Other horology industry insiders believe that the limited lifespan of an electronic timepiece will make the Apple Watch less appealing to traditional watch buyers. “If you buy a mechanical watch, the beauty is that it will still work in five years’ time,” TAG Heuer chief executive Stéphane Linder told the Financial Times. “There is no obsolescence. With a smartwatch, that is not necessarily the case.”
However, there is also no guarantee that the Apple Watch will be updated in the same way as Apple’s iPhone. According to unnamed sources cited by Forbes, some industry insiders believe that the Apple Watch will feature a replaceable integrated circuit package that would allow the device to be continuously upgraded with the latest processors, similar to a modular smartphone design.

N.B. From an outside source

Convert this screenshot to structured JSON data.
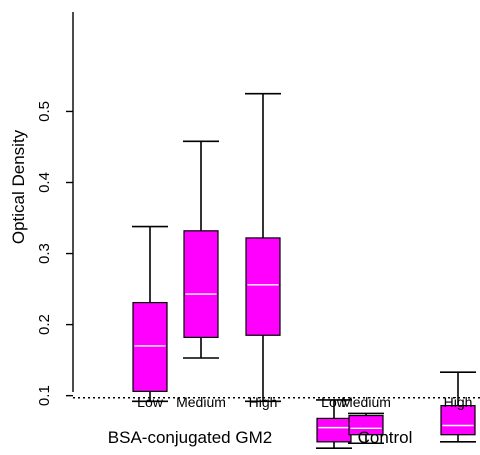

Finally, at least one horology industry insider believes that the Apple Watch will not compete with traditional watchmakers, but simply spark growth in the burgeoning smartwatch market. “I am sure that these devices represent a new market segment, and that, in the medium term, this segment will have more value than the traditional watch industry,” predicted former Swatch engineer Elmar Mock, according to the Financial Times. “This new segment is a fantastic opportunity.”
While it remains to be seen if the Apple Watch will be a boon or a bane for the traditional watch industry, there is no question that Apple’s entry into the smartwatch market is already changing how some traditional watchmakers think about their products. According to the Financial Times, at least one Swiss watchmaker is already considering making its own smartwatch.